Charles Thomas Markham

This name is on Stockwell War Memorial, London SW9
C. T. Markham
(Charles Thomas Markham)
(Markham, Charles Thomas)
Service no 232431
Private, London Regiment (Royal Fusiliers), 2nd Battalion, also Royal Fusiliers, attd. 7th Battalion
Born in Wandsworth; enlisted in Clapham; lived in Lambeth
Killed in action on 6 April 1918
Remembered at Pozieres Memorial, France and at Stockwell War Memorial, London SW9

Information from the 1911 census
This identification is somewhat tentative. We do not have a year of birth for Charles Thomas Markham.

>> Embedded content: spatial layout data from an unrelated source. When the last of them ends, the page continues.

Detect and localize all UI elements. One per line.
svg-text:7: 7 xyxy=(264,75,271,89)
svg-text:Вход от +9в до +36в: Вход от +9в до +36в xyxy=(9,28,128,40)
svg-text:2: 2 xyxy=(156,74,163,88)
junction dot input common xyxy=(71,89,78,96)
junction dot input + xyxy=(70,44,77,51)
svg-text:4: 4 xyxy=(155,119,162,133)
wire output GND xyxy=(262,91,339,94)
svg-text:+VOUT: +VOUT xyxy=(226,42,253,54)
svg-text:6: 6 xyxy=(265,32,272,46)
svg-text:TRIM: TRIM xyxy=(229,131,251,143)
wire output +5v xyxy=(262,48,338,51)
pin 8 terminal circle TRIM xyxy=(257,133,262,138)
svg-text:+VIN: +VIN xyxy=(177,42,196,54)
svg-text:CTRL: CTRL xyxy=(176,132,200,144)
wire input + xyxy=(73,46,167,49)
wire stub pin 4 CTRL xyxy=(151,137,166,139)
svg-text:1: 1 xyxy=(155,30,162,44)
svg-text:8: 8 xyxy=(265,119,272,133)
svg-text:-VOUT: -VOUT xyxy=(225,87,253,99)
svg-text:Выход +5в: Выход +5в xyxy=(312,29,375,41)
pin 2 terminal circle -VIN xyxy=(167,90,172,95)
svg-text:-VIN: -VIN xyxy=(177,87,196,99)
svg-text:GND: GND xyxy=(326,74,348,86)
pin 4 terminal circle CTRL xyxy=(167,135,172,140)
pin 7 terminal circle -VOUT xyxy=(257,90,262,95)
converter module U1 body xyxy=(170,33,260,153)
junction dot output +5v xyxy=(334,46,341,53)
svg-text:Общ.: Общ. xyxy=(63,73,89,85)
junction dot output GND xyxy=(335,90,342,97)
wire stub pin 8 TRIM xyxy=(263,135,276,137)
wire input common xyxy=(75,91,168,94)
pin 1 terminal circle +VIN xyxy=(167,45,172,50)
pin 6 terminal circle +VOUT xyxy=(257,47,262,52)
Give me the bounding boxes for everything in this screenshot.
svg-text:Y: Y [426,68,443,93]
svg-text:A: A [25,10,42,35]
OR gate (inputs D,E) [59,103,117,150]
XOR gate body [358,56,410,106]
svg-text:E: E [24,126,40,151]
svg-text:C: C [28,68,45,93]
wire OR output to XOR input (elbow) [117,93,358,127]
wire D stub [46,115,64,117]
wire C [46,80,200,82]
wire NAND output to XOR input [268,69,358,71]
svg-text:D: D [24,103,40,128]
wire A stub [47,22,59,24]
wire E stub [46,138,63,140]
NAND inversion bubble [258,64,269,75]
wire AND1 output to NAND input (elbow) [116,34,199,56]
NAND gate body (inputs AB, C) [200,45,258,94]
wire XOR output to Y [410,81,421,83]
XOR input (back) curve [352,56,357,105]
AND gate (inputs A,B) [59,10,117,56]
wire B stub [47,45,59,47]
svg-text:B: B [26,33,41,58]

In 1911 a Charles Markham, born in Wandsworth, was living at 75a Ellerslie Road, Clapham. He was 16 and working as a grocer's shop assistant. The household included his father, William Markham, 46, a carpenter and joiner from Framingham, Suffolk, and his mother, Mary Ann Markham, 45, from Holburn, London. They had had 8 children, 6 surviving. Apart from Charles there were 3 children living at home: Jessie Markham, 12, born in Stockwell; Sidney Markham, 7, born in Clapham; and Stanley Markham, 4, born in Stockwell.